Independent modelling by BAEconomics—an adviser to the Hawke-Keating governments and a contributor to three IPCC reports—shows that Labor's 45 per cent emissions reduction target will cost the economy $472 billion, will slash more than 336,000 jobs, particularly in the member for Shortland's electorate—that's where they'll go fastest—will cut the average wage of a worker by $9,000 and will increase wholesale electricity prices by more than 58 per cent. That's alongside increases in the price of cars, fuel, food and everything else that uses energy. The sad reality is that, when you want to whack a tax on energy, everything that has energy in it costs more. That is the reality: everything that has energy in it costs more.
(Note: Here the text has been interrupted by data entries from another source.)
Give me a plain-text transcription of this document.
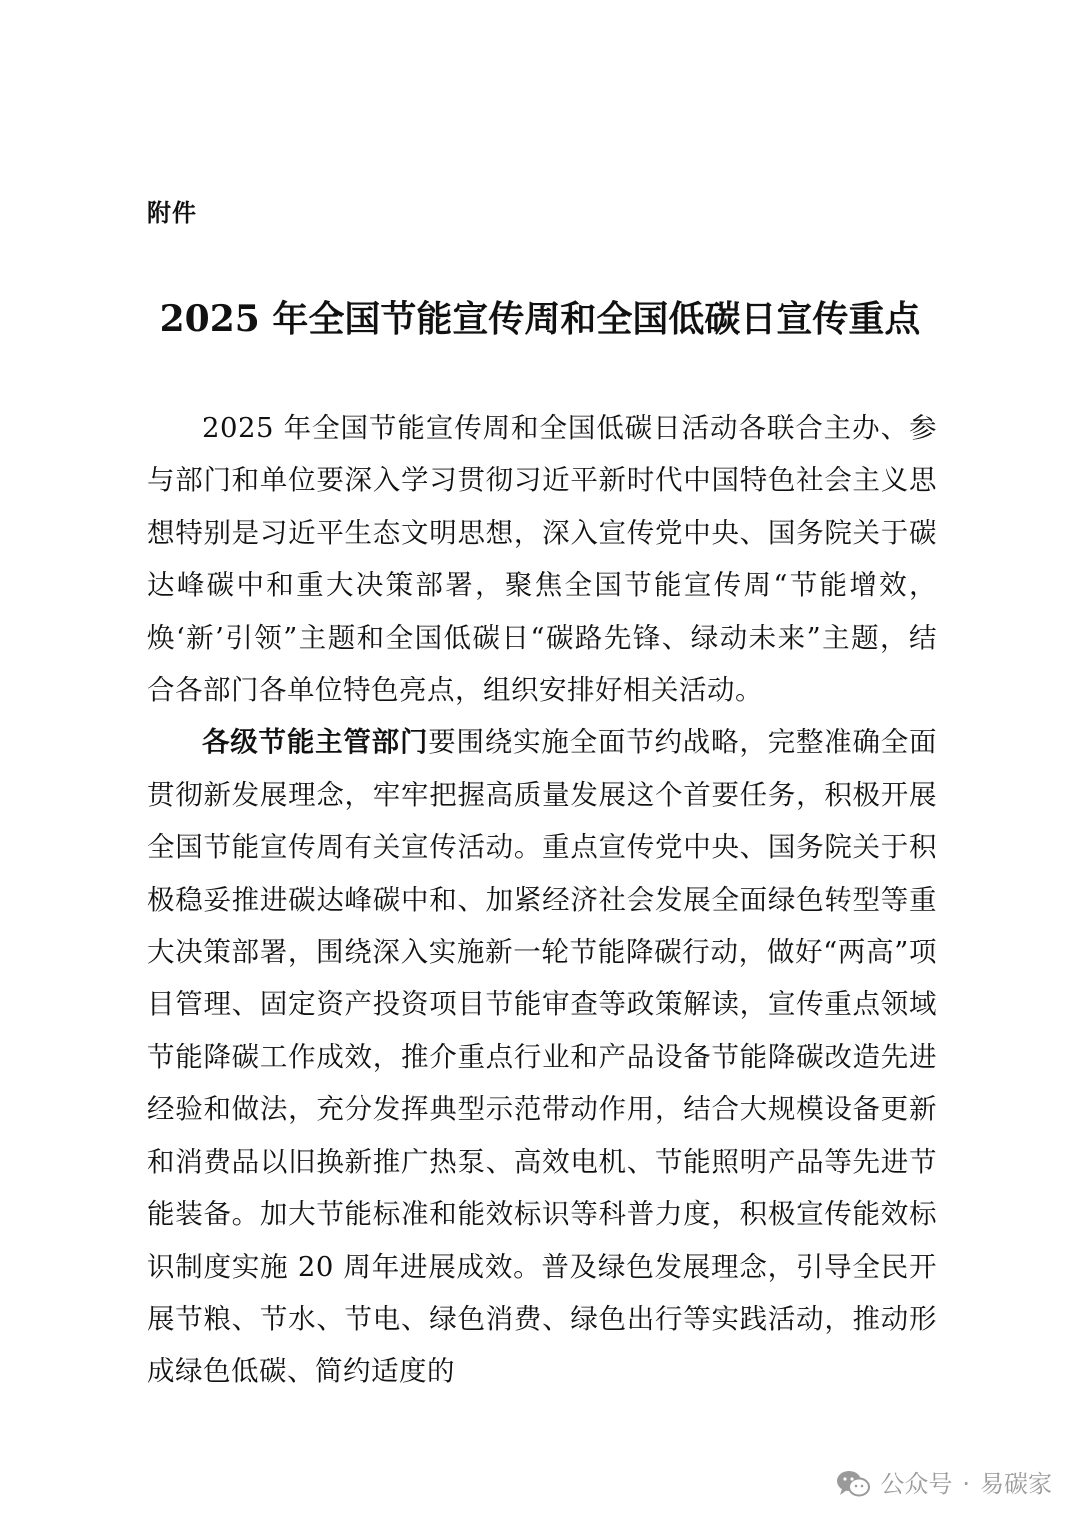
附件
2025 年全国节能宣传周和全国低碳日宣传重点

2025 年全国节能宣传周和全国低碳日活动各联合主办、参与部门和单位要深入学习贯彻习近平新时代中国特色社会主义思想特别是习近平生态文明思想，深入宣传党中央、国务院关于碳达峰碳中和重大决策部署，聚焦全国节能宣传周“节能增效，焕‘新’引领”主题和全国低碳日“碳路先锋、绿动未来”主题，结合各部门各单位特色亮点，组织安排好相关活动。

各级节能主管部门要围绕实施全面节约战略，完整准确全面贯彻新发展理念，牢牢把握高质量发展这个首要任务，积极开展全国节能宣传周有关宣传活动。重点宣传党中央、国务院关于积极稳妥推进碳达峰碳中和、加紧经济社会发展全面绿色转型等重大决策部署，围绕深入实施新一轮节能降碳行动，做好“两高”项目管理、固定资产投资项目节能审查等政策解读，宣传重点领域节能降碳工作成效，推介重点行业和产品设备节能降碳改造先进经验和做法，充分发挥典型示范带动作用，结合大规模设备更新和消费品以旧换新推广热泵、高效电机、节能照明产品等先进节能装备。加大节能标准和能效标识等科普力度，积极宣传能效标识制度实施 20 周年进展成效。普及绿色发展理念，引导全民开展节粮、节水、节电、绿色消费、绿色出行等实践活动，推动形成绿色低碳、简约适度的

公众号 · 易碳家
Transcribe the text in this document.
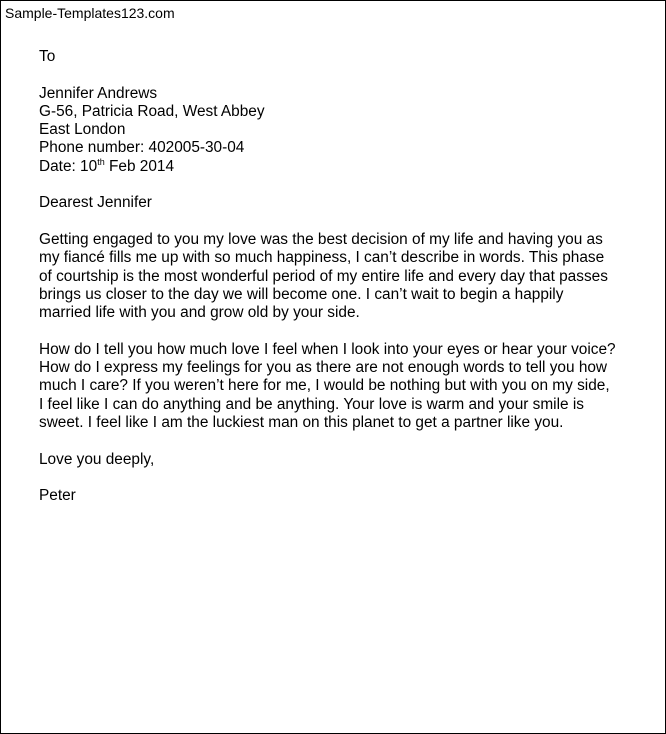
Sample-Templates123.com
To
Jennifer Andrews
G-56, Patricia Road, West Abbey
East London
Phone number: 402005-30-04
Date: 10th Feb 2014
Dearest Jennifer
Getting engaged to you my love was the best decision of my life and having you as
my fiancé fills me up with so much happiness, I can’t describe in words. This phase
of courtship is the most wonderful period of my entire life and every day that passes
brings us closer to the day we will become one. I can’t wait to begin a happily
married life with you and grow old by your side.
How do I tell you how much love I feel when I look into your eyes or hear your voice?
How do I express my feelings for you as there are not enough words to tell you how
much I care? If you weren’t here for me, I would be nothing but with you on my side,
I feel like I can do anything and be anything. Your love is warm and your smile is
sweet. I feel like I am the luckiest man on this planet to get a partner like you.
Love you deeply,
Peter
The 2016 Centre for International Economics report, which looked at Labor's policies on the vehicle side, concluded that an average vehicle would increase in cost by up to $5,000. They're not explaining that to the Australian people, nor are they explaining what this means for the average Australian's car. A Toyota HiLux, the most popular vehicle in Australia—certainly in my electorate it is very popular, and I'm sure it's popular in the electorates of a number of people behind me—emits 200 to 240 grams per kilometre. What are we going to do? Are the tradies going to be driving Priuses? What's going to happen to the SUV? You would think that if you bought an electric vehicle you might get by, but it turns out—we did a bit of work on this earlier today—that a Tesla emits 178 grams per kilometre. So even a Tesla doesn't get there. So extraordinary is the shadow minister's policy that, when asked whether he was going to buy an electric car, he decided he wasn't going to answer the question. Well, he's quite right, because it's not going to reduce emissions. At 180 grams per kilometre, it's actually not going to help, but at least he understands that. He may, in the coming days before the election, fess up to the costs of your carbon tax, fess up to the costs of your policies and fess up to the impacts on the average Australian of your disastrous and absolutely inappropriate targets—the impacts they'll have on all of us.